I have a list of different URLs which I would like to scrape the text from using Python. So far I've managed to build a script that returns URLs based on a Google Search with keywords, however I would now like to scrape the content of these URLs. The problem is that I'm now scraping the ENTIRE website including the layout/style info, while I only would like to scrape the 'visible text'. Ultimately, my goal is to scrape for names of all these urls, and store them in a pandas DataFrame. Perhaps even include how often certain names are mentioned, but that is for later. Below is a rather simple start of my code so far:
from urllib.request import Request, urlopen
from bs4 import BeautifulSoup
import requests
from time import sleep
from random import randint
import spacy
import en_core_web_sm
import pandas as pd
url_list = ["https://www.nhtsa.gov/winter-driving-safety", "https://www.safetravelusa.com/", "https://www.theatlantic.com/business/archive/2014/01/how-2-inches-of-snow-created-a-traffic-nightmare-in-atlanta/283434/", "https://www.wsdot.com/traffic/passes/stevens/"]

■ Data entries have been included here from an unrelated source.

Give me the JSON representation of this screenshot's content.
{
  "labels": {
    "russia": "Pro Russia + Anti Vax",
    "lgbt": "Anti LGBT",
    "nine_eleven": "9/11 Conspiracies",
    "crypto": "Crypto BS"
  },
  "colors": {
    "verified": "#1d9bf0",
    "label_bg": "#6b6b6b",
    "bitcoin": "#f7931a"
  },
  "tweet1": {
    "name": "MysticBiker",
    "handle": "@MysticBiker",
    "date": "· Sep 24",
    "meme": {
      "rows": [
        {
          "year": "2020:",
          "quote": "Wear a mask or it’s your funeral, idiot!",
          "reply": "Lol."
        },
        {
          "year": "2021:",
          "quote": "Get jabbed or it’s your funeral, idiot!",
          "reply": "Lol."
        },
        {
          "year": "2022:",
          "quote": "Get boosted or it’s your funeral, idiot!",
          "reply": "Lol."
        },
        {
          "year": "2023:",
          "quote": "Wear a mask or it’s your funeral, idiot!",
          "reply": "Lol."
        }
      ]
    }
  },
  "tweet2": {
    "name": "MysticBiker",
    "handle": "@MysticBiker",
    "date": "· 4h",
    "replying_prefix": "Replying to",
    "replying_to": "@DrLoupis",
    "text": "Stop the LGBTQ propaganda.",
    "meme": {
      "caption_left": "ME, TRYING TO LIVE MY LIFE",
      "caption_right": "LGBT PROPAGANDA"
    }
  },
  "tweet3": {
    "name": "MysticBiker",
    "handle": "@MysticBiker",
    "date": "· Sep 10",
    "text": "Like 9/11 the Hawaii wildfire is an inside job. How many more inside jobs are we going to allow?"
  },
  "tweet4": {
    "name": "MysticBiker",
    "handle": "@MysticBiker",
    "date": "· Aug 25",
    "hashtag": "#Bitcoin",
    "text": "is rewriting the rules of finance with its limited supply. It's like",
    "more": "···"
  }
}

df = pd.DataFrame(url_list, columns = ['url'])
df_Names = []
# load english language model
nlp = en_core_web_sm.load()
# find Names in text
def spacy_entity(df):
df1 = nlp(df)
df2 = [[w.text,w.label_] for w in df1.ents]
return df2
for index, url in df.iterrows():
print(index)
print(url)
sleep(randint(2,5))
# print(page)
req = Request(url[0], headers={"User-Agent": 'Mozilla/5.0'})
webpage = urlopen(req).read()
soup = BeautifulSoup(webpage, 'html5lib').get_text()
df_Names.append(spacy_entity(soup))
df["Names"] = df_Names